Guy Lodge Film Critic The fall of communism in Bulgaria wasn’t a clean break, exactly: With the country’s Communist Party having relinquished its political monopoly in 1989 to make way for a parliamentary democracy, it still won the country’s first free elections the following year.
The panic brought on by unfamiliar liberties spirals to chaotic effect in “Triumph,” a thoroughly singular political satire from Bulgarian directing duo Kristina Grozeva and Petar Valchanov, in which old-school power structures and preposterous new-age thinking grind each other down to a vain stalemate.

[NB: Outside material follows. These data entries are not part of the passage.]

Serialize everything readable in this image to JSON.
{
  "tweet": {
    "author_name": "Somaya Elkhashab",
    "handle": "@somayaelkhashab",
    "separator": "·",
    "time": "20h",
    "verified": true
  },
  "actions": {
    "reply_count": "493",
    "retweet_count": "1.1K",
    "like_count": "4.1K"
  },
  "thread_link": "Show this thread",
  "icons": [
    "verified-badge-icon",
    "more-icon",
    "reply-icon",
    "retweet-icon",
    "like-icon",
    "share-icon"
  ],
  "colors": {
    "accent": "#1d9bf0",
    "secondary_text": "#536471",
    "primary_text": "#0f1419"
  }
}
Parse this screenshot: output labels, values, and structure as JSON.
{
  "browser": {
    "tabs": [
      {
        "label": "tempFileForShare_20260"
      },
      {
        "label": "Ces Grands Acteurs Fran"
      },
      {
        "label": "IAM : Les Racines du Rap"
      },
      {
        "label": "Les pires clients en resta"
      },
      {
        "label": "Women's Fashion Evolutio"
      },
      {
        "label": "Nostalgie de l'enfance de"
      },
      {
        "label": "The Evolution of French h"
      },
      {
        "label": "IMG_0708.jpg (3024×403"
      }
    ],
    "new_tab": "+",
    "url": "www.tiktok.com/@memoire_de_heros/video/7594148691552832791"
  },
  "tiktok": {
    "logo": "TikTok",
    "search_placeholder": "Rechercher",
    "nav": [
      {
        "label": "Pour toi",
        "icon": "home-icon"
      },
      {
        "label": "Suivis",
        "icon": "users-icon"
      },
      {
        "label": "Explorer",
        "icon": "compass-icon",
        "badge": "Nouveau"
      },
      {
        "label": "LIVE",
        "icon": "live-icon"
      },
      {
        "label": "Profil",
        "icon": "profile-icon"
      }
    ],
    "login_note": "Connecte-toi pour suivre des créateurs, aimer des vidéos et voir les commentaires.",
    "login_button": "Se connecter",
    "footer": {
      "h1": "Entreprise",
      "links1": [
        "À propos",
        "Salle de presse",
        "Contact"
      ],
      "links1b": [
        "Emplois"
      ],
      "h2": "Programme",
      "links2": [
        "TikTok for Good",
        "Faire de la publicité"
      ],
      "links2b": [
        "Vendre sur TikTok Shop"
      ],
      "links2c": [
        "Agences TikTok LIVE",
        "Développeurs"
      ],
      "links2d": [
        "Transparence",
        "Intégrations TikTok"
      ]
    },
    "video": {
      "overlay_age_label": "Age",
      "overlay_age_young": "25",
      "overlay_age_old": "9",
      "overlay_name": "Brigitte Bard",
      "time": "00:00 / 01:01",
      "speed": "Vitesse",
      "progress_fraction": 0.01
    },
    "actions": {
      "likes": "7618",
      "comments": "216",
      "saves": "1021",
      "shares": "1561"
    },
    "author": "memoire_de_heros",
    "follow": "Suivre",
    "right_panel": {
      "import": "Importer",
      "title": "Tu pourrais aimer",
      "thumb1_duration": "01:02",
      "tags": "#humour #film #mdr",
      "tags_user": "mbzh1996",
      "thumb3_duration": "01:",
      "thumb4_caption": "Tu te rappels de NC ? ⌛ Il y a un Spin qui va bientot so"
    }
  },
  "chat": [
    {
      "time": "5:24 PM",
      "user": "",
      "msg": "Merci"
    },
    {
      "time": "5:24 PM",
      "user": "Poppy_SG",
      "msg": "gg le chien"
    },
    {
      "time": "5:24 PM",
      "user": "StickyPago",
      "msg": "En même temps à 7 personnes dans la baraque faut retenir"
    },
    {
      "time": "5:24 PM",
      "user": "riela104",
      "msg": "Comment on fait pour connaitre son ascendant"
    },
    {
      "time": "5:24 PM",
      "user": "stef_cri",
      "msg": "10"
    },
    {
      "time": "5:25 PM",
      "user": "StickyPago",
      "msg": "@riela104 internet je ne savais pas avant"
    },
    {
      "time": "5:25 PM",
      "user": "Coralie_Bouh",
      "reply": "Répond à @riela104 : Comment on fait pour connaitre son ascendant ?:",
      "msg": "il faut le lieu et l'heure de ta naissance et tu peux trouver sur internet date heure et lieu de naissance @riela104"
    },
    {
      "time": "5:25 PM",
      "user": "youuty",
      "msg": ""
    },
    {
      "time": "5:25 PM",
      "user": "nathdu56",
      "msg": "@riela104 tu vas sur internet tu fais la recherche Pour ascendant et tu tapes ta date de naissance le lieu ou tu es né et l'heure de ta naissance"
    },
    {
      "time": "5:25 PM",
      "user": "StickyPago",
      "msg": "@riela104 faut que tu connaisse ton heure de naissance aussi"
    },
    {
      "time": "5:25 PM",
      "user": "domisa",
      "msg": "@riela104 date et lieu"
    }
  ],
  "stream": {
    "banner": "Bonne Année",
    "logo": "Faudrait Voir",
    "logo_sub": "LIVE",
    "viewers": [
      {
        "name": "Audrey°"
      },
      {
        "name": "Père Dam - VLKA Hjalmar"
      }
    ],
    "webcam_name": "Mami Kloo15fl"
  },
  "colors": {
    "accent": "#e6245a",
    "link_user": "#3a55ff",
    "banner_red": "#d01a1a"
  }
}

Original and outlandish if only fitfully funny, the film rests considerably on the deadpan comic stylings of Oscar-nominated star (and producer) Maria Bakalova, returning to her homeland for the first time since 2021’s “Women Do Cry.” Inspired by real events — even if little about its frenzied, heightened tone suggests as much — “Triumph” is the concluding entry in Grozeva and Valchanov’s stated “newspaper clippings trilogy,” in which each film is expanded from some sensational tabloid item in Bulgaria’s media history. (The previous entries were 2014’s “The Lesson” and 2016’s “Glory” — the latter was the country’s official Oscar submission, as is “Triumph” this year.) Certainly, this peculiar tale of a collapsing military mission in pursuit of extra-terrestrial contact can feel pulled from the pages of the National Enquirer or its nearest Balkan equivalent, with a bizarro storytelling sensibility that distinguishes the film from its more muted predecessors.